Ketiga, Indonesian Nationalism itu bisa rapuh jika terhadap generasi muda tidak dididik mengenal dan memahami sejarah. Jika anak-anak muda melupakan sejarah bangsa ini, maka akan terpecah belah. Yang menjadikan kita sebagai bangsa itu bukan karena kesamaan ras, suku dan budaya akan tetapi kesamaan penderitaan karena dijajah. Maka melestarikan perasaan seperti ini menjadi penting. Kita harus terus bersatu untuk menjaga kebersamaan sebagai bangsa. Kita tidak boleh bereuforia dengan globalisasi sebab globalisasi juga akan memunculkan pluralisasi. Akan hadir perasaan-perasaan sebagai suku, agama dan juga ras yang makin kuat di tengah globalisasi tersebut.

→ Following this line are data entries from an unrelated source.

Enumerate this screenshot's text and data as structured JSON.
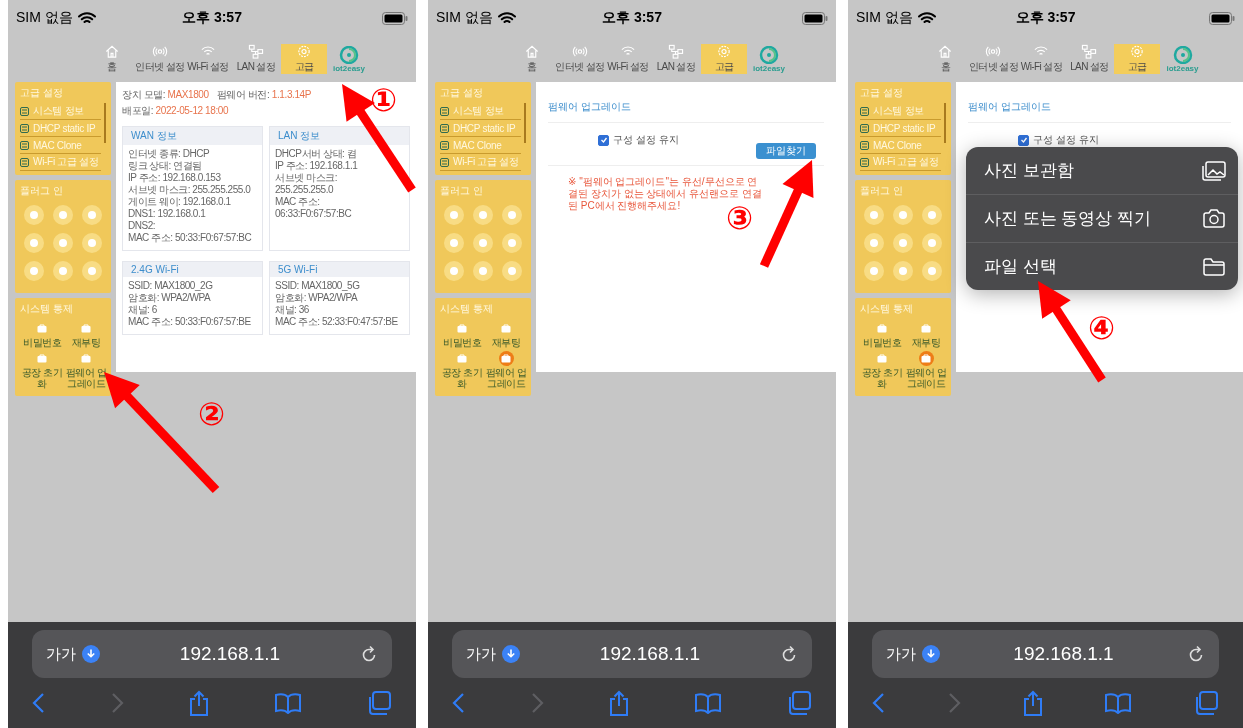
{
  "phones": [
    {
      "status_bar": {
        "carrier": "SIM 없음",
        "time": "오후 3:57"
      },
      "nav": [
        {
          "label": "홈",
          "selected": false
        },
        {
          "label": "인터넷 설정",
          "selected": false
        },
        {
          "label": "Wi-Fi 설정",
          "selected": false
        },
        {
          "label": "LAN 설정",
          "selected": false
        },
        {
          "label": "고급",
          "selected": true
        }
      ],
      "logo": "iot2easy",
      "sidebar": {
        "settings_title": "고급 설정",
        "settings_items": [
          "시스템 정보",
          "DHCP static IP",
          "MAC Clone",
          "Wi-Fi 고급 설정"
        ],
        "plugin_title": "플러그 인",
        "system_title": "시스템 통제",
        "system_items": [
          {
            "label": "비밀번호",
            "selected": false
          },
          {
            "label": "재부팅",
            "selected": false
          },
          {
            "label": "공장 초기화",
            "selected": false
          },
          {
            "label": "펌웨어 업그레이드",
            "selected": false
          }
        ]
      },
      "page": {
        "kind": "status",
        "header": [
          {
            "label": "장치 모델:",
            "value": "MAX1800"
          },
          {
            "label": "펌웨어 버전:",
            "value": "1.1.3.14P"
          },
          {
            "label": "배포일:",
            "value": "2022-05-12 18:00"
          }
        ],
        "boxes": [
          {
            "title": "WAN 정보",
            "lines": [
              "인터넷 종류: DHCP",
              "링크 상태: 연결됨",
              "IP 주소: 192.168.0.153",
              "서브넷 마스크: 255.255.255.0",
              "게이트 웨이: 192.168.0.1",
              "DNS1: 192.168.0.1",
              "DNS2:",
              "MAC 주소: 50:33:F0:67:57:BC"
            ]
          },
          {
            "title": "LAN 정보",
            "lines": [
              "DHCP서버 상태: 켬",
              "IP 주소: 192.168.1.1",
              "서브넷 마스크: 255.255.255.0",
              "MAC 주소: 06:33:F0:67:57:BC"
            ]
          },
          {
            "title": "2.4G Wi-Fi",
            "lines": [
              "SSID: MAX1800_2G",
              "암호화: WPA2/WPA",
              "채널: 6",
              "MAC 주소: 50:33:F0:67:57:BE"
            ]
          },
          {
            "title": "5G Wi-Fi",
            "lines": [
              "SSID: MAX1800_5G",
              "암호화: WPA2/WPA",
              "채널: 36",
              "MAC 주소: 52:33:F0:47:57:BE"
            ]
          }
        ]
      },
      "address_bar": {
        "text_size": "가가",
        "url": "192.168.1.1"
      },
      "toolbar": {
        "forward_enabled": false
      },
      "annotations": [
        "①",
        "②"
      ]
    },
    {
      "status_bar": {
        "carrier": "SIM 없음",
        "time": "오후 3:57"
      },
      "nav": [
        {
          "label": "홈",
          "selected": false
        },
        {
          "label": "인터넷 설정",
          "selected": false
        },
        {
          "label": "Wi-Fi 설정",
          "selected": false
        },
        {
          "label": "LAN 설정",
          "selected": false
        },
        {
          "label": "고급",
          "selected": true
        }
      ],
      "logo": "iot2easy",
      "sidebar": {
        "settings_title": "고급 설정",
        "settings_items": [
          "시스템 정보",
          "DHCP static IP",
          "MAC Clone",
          "Wi-Fi 고급 설정"
        ],
        "plugin_title": "플러그 인",
        "system_title": "시스템 통제",
        "system_items": [
          {
            "label": "비밀번호",
            "selected": false
          },
          {
            "label": "재부팅",
            "selected": false
          },
          {
            "label": "공장 초기화",
            "selected": false
          },
          {
            "label": "펌웨어 업그레이드",
            "selected": true
          }
        ]
      },
      "page": {
        "kind": "upgrade",
        "title": "펌웨어 업그레이드",
        "keep_settings": {
          "label": "구성 설정 유지",
          "checked": true
        },
        "button": "파일찾기",
        "note": "※ \"펌웨어 업그레이드\"는 유선/무선으로 연결된 장치가 없는 상태에서 유선랜으로 연결된 PC에서 진행해주세요!"
      },
      "address_bar": {
        "text_size": "가가",
        "url": "192.168.1.1"
      },
      "toolbar": {
        "forward_enabled": false
      },
      "annotations": [
        "③"
      ]
    },
    {
      "status_bar": {
        "carrier": "SIM 없음",
        "time": "오후 3:57"
      },
      "nav": [
        {
          "label": "홈",
          "selected": false
        },
        {
          "label": "인터넷 설정",
          "selected": false
        },
        {
          "label": "Wi-Fi 설정",
          "selected": false
        },
        {
          "label": "LAN 설정",
          "selected": false
        },
        {
          "label": "고급",
          "selected": true
        }
      ],
      "logo": "iot2easy",
      "sidebar": {
        "settings_title": "고급 설정",
        "settings_items": [
          "시스템 정보",
          "DHCP static IP",
          "MAC Clone",
          "Wi-Fi 고급 설정"
        ],
        "plugin_title": "플러그 인",
        "system_title": "시스템 통제",
        "system_items": [
          {
            "label": "비밀번호",
            "selected": false
          },
          {
            "label": "재부팅",
            "selected": false
          },
          {
            "label": "공장 초기화",
            "selected": false
          },
          {
            "label": "펌웨어 업그레이드",
            "selected": true
          }
        ]
      },
      "page": {
        "kind": "upgrade",
        "title": "펌웨어 업그레이드",
        "keep_settings": {
          "label": "구성 설정 유지",
          "checked": true
        }
      },
      "menu": [
        "사진 보관함",
        "사진 또는 동영상 찍기",
        "파일 선택"
      ],
      "address_bar": {
        "text_size": "가가",
        "url": "192.168.1.1"
      },
      "toolbar": {
        "forward_enabled": false
      },
      "annotations": [
        "④"
      ]
    }
  ]
}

Keempat, kita perlu merevitalisasi makna Pancasila. Selama ini Pancasila bisa menjadi modalitas bangsa yang sangat baik. Bahkan banyak negara yang memuji kita karena Pancsila, tetapi di dalam negeri justru dicaci maki karena kita menggunakan Pancasila sebagai dasar negara. Kita harus melihat relevansi antara Pancasila dan Undang-Undang Dasar kita dengan peraturan perundang-undangan di bawahnya. Jangan sampai ada gap diantaranya. Pancasila harus diwujudkan dalam kerja nyata dan bukan hanya dibicarakan. Pancasila harus diterjemahkan di dalam system ekonomi, system politik dan juga system sosial. Jangan ada perbedaan antara Pancasila dengan system-sistem ini.
Namun demikian, kita masih optimis bahwa bangsa ini akan dapat melakukan yang terbaik bagi kelangsungan persatuan dan kesatuan bangsa.
Wallahu a’lam bi al shawab.

Categories: Opini
Comment form currently closed..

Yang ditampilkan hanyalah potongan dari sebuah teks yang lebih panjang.